- A Viúva e o papa-defunto
Adalgisa conheceu Adalberto quando enviuvou e precisou de um profissional para tratar do enterro do falecido. Adalberto vestiu defunto, destravou as burocracias e deixou o corpo prontinho na capela para o velório.
Na hora do enterro, consolou Adalgisa lembrando que a vida é uma passagem e que a morte não representa o fim.
- Você fala como um profissional. – disse Adalgisa.
- Não só como profissional, mas como amigo. Pode me considerar seu amigo. – ressaltou o papa-defunto.
E, naquele instante, as vidas de Adalgisa e Adalberto se uniram.
- Alô! Por favor, quero falar com Adalberto. – ligou Adalgisa não muito depois do enterro.
- Ele não está. É algum assunto profissional? – quis saber quem atendeu.
- Não. É particular. O celular dele... eu tenho. Vou ligar. – respondeu Adalgisa com uma ponta de irritação.
Só liga procurando papa-defunto quem quer enterrar alguém?!! Teve vontade de falar mas deixou de lado e achou Adalberto no celular.
Em pouco tempo, jantavam juntos descobrindo pontos em comum nas preferências e nos pensamentos.
- Gosto dos sertanejos universitários também. – confessa Adalgisa.
- Também gosto, mas sou mais Elymar Santos, Alcione...- revela Adalberto.
- Assumo o que gosto. Você me parece assim também. – assunta Adalgisa.
- Com certeza. – afirma Adalberto.
Na primeira semana, tinham gostos em comum; na segunda, uma história; na terceira, descobriram motivos pelos quais riam juntos.
- Esses políticos querem jogar o país no buraco. – disse Adalgisa interrompendo a frase ao lembrar que esse era o trabalho de Adalberto – Desculpe.
- Não há problema. – contemporizou Adalberto - O buraco da minha profissão é diferente desse onde os políticos jogam o Brasil.
- Você me entende tão bem. – concluiu Adalgisa.

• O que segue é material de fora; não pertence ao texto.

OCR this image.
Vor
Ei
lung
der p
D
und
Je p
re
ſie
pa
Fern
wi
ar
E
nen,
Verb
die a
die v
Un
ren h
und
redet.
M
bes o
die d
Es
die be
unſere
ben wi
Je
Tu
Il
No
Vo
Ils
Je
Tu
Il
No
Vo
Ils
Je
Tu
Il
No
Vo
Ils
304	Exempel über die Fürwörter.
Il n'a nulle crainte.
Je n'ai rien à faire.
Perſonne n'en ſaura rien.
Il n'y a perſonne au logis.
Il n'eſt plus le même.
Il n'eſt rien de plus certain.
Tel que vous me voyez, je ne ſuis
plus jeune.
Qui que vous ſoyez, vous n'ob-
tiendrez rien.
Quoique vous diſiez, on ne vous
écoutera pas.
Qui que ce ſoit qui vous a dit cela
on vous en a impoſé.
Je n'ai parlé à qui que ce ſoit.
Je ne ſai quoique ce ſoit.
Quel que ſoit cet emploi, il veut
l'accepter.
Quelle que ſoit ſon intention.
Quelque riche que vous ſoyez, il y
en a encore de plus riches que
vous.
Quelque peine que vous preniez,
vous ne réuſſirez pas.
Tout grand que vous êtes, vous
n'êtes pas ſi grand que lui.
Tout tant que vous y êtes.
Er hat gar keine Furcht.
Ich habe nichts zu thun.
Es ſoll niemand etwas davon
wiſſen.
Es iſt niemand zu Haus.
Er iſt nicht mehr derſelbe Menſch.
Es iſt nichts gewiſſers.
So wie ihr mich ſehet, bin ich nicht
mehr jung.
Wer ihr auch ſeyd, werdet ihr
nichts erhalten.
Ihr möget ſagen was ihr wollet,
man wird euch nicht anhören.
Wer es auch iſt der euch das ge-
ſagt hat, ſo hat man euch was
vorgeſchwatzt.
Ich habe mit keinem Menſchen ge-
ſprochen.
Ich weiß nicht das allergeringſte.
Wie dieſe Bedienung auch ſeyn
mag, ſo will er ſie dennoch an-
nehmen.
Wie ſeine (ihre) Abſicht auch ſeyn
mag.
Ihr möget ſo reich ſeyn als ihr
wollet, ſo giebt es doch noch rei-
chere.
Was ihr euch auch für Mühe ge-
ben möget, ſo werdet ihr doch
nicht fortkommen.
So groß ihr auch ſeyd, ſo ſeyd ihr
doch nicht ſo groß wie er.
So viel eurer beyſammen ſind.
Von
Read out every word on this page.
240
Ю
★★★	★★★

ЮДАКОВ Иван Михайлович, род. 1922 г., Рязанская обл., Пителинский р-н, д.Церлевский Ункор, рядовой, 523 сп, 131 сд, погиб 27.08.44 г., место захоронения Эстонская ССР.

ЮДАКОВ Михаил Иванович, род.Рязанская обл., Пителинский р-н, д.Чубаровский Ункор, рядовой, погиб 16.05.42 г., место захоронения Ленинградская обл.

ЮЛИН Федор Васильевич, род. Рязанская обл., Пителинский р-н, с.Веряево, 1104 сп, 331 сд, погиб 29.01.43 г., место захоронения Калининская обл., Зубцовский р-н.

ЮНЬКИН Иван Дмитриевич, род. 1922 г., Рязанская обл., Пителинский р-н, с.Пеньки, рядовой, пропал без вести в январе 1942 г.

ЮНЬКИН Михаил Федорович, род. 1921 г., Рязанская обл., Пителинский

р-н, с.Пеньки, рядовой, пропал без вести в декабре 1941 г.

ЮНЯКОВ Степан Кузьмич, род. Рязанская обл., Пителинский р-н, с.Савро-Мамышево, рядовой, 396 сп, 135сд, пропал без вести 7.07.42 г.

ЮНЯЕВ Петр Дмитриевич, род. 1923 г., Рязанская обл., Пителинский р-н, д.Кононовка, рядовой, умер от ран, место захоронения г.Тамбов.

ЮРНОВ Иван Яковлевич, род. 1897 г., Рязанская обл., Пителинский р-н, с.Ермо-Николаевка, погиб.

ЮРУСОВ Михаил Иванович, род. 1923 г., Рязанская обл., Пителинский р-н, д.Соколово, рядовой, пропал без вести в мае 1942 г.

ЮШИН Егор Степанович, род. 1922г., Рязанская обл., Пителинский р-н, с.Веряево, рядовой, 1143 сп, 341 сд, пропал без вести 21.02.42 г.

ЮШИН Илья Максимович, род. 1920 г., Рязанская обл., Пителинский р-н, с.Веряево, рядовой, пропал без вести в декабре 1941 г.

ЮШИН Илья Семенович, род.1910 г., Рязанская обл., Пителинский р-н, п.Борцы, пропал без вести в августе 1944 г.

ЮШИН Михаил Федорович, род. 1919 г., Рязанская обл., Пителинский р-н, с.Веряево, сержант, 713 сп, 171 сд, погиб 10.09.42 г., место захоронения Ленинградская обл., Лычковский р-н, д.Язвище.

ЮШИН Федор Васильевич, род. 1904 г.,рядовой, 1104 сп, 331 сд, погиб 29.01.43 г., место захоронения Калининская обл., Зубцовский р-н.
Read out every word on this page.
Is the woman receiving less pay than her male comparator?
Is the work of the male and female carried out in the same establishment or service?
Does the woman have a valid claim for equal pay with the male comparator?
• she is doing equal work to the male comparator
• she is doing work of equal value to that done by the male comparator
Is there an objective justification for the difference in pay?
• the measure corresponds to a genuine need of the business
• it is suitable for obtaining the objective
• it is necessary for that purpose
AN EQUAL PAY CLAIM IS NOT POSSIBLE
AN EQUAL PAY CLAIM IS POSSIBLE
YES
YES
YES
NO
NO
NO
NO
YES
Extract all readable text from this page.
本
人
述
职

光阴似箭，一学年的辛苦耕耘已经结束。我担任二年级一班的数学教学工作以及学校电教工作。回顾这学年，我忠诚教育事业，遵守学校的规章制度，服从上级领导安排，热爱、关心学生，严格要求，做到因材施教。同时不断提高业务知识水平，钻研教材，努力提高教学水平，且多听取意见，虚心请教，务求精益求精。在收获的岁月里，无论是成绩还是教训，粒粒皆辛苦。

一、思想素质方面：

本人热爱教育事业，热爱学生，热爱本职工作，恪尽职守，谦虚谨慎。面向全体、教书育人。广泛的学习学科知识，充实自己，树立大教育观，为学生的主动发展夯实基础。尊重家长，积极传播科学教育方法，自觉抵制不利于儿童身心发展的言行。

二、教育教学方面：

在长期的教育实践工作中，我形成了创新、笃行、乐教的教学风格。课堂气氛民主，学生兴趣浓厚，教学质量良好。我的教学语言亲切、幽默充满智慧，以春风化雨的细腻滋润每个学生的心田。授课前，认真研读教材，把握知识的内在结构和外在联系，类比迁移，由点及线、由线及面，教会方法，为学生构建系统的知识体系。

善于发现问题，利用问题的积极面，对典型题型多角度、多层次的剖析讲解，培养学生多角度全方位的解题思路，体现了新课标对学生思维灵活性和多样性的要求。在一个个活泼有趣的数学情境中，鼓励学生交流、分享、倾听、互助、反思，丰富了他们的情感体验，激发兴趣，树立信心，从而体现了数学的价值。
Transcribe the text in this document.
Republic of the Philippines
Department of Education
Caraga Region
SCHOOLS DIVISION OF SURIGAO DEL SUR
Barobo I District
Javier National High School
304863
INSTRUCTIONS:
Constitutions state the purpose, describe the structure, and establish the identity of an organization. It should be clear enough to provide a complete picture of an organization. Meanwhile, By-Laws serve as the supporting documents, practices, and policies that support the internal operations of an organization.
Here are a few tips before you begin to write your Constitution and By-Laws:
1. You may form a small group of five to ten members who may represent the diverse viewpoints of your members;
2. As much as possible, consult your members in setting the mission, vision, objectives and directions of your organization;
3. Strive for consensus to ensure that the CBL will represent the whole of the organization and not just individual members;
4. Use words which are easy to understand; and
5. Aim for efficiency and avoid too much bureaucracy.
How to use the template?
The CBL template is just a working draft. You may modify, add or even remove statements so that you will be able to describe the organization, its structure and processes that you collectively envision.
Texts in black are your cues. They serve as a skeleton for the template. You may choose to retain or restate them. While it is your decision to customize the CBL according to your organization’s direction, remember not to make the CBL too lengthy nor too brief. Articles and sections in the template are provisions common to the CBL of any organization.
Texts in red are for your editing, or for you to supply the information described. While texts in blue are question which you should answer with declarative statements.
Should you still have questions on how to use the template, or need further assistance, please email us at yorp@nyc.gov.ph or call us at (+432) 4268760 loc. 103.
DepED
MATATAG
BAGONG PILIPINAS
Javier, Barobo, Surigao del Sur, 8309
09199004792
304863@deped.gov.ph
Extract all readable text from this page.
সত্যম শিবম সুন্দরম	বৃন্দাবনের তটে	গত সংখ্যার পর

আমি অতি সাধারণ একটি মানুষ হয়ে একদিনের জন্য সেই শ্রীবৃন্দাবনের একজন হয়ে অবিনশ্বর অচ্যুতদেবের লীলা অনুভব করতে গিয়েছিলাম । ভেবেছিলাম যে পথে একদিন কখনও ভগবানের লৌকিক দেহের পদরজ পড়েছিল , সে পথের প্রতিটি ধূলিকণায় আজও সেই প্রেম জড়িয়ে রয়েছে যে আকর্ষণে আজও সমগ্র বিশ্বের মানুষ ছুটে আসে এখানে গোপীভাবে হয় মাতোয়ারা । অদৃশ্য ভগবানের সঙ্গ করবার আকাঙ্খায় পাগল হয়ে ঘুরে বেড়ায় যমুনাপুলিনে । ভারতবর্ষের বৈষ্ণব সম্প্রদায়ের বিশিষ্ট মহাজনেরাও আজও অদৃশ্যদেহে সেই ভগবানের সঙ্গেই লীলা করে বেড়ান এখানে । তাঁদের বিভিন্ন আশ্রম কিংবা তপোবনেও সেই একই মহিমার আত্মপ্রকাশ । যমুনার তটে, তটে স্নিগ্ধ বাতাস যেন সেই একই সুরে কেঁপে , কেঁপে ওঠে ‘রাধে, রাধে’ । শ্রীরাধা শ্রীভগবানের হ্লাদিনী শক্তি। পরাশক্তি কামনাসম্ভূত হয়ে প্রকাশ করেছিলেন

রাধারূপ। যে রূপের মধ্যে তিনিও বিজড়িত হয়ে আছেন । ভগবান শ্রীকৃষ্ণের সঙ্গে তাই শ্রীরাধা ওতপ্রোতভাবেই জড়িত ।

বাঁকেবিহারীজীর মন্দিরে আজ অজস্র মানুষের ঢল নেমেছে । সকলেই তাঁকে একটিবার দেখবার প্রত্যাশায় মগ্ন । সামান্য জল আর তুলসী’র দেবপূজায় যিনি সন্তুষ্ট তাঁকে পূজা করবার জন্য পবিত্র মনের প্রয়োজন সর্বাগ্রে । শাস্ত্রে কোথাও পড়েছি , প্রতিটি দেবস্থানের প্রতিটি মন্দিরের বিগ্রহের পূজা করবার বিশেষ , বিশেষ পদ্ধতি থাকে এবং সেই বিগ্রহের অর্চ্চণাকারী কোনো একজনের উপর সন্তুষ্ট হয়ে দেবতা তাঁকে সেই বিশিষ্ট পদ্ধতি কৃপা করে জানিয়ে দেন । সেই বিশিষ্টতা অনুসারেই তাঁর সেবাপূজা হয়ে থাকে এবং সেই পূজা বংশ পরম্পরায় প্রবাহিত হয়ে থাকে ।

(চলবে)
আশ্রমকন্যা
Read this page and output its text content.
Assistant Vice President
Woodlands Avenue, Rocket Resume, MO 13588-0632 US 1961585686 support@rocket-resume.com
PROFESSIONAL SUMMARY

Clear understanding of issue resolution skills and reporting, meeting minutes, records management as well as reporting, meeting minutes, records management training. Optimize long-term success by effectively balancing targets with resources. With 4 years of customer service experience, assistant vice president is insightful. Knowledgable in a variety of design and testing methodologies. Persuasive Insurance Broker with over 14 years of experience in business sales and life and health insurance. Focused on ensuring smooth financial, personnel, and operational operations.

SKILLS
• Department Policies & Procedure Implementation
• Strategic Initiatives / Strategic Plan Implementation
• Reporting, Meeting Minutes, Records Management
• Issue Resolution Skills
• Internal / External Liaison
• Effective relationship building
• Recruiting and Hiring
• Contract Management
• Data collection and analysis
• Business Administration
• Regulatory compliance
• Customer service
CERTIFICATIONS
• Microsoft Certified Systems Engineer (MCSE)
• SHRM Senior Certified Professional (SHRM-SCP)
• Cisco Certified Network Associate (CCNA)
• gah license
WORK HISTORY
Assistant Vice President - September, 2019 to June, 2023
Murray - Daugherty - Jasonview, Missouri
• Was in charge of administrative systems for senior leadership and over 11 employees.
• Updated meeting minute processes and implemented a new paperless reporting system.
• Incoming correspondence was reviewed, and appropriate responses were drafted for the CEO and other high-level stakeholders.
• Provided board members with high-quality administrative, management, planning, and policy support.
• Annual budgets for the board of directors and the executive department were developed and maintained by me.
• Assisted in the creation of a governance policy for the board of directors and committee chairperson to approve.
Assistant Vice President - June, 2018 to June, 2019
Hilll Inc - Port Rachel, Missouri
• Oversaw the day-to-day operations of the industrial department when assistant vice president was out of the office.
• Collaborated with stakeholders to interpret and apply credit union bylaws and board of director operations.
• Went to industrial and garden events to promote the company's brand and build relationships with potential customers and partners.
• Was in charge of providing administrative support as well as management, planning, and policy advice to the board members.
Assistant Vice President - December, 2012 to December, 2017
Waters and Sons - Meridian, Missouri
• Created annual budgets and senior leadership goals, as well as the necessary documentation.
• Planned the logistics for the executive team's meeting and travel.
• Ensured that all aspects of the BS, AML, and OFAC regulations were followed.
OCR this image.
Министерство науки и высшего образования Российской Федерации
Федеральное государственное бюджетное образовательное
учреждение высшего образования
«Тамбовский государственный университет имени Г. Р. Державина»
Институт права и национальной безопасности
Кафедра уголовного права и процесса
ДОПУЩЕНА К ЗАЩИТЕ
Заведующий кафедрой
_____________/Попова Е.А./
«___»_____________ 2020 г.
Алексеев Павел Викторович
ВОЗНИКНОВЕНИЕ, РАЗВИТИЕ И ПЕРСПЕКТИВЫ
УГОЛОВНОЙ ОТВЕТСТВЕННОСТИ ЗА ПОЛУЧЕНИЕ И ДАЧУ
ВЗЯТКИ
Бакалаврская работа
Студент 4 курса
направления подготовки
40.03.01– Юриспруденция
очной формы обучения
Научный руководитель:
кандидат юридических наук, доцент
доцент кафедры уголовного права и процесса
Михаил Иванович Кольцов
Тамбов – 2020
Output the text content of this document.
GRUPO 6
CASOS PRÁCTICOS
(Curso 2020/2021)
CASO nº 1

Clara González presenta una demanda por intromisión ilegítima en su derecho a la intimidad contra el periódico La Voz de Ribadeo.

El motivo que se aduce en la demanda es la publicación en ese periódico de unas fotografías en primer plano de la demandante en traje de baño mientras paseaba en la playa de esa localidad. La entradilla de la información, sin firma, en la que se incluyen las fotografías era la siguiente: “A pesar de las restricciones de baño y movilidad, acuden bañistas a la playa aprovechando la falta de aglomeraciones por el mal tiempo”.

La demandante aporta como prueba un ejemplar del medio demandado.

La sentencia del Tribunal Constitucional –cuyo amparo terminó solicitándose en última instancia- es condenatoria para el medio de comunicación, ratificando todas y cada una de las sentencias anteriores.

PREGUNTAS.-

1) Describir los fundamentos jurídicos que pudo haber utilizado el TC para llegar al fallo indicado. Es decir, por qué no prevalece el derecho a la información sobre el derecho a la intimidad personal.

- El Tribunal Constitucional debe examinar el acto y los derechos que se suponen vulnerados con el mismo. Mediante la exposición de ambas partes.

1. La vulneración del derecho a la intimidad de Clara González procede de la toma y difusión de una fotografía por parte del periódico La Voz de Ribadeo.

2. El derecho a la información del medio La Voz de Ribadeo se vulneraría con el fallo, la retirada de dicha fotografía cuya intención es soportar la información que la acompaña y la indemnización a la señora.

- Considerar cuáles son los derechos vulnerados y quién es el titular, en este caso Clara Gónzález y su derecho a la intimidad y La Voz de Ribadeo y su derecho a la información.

Em casa, a família de Adalgisa não gostou.
- Mãe, a senhora está namorando?! – quis saber a filha, o filho e até genro e nora.
- E daí? Sou sem compromisso. – marcou posição Adalgisa.
- A senhora é viúva! – lembrou o filho.
- Ex!! Ex-viúva!! Tem ex-mulher, ex-namorada, ex-caso.... tem até EX-PRESIDENTA! Eu sou ex-viúva! Se querem arrumar um termo que defina meu estado civil, digam que sou ficante. E não se fala mais nisso.
Adalgisa e Adalberto vivem juntos. Ela ainda não se aposentou na DataPrev, ele continua no ramo funerário. Até progrediu e está gerenciando um Plano Funeral que dá direito à cremação ou jazigo perpétuo com psicólogo para terapia aliviando o trauma da perda. Quando dá, viajam.
Gostam das cidades históricas de Minas, litoral nordestino e já foram até a Buenos Aires onde fizeram um tour pelo Cemitério da Recoleta. Adalberto lamentou que no Brasil não se tenha o capricho argentino pelos mortos.
Adalgisa e Adalberto formam um casal feliz celebrando a vida. O título ficou “A viúva e o papa-defunto” só porque parece Literatura de Cordel e o gênero dá um toque charmoso ao texto.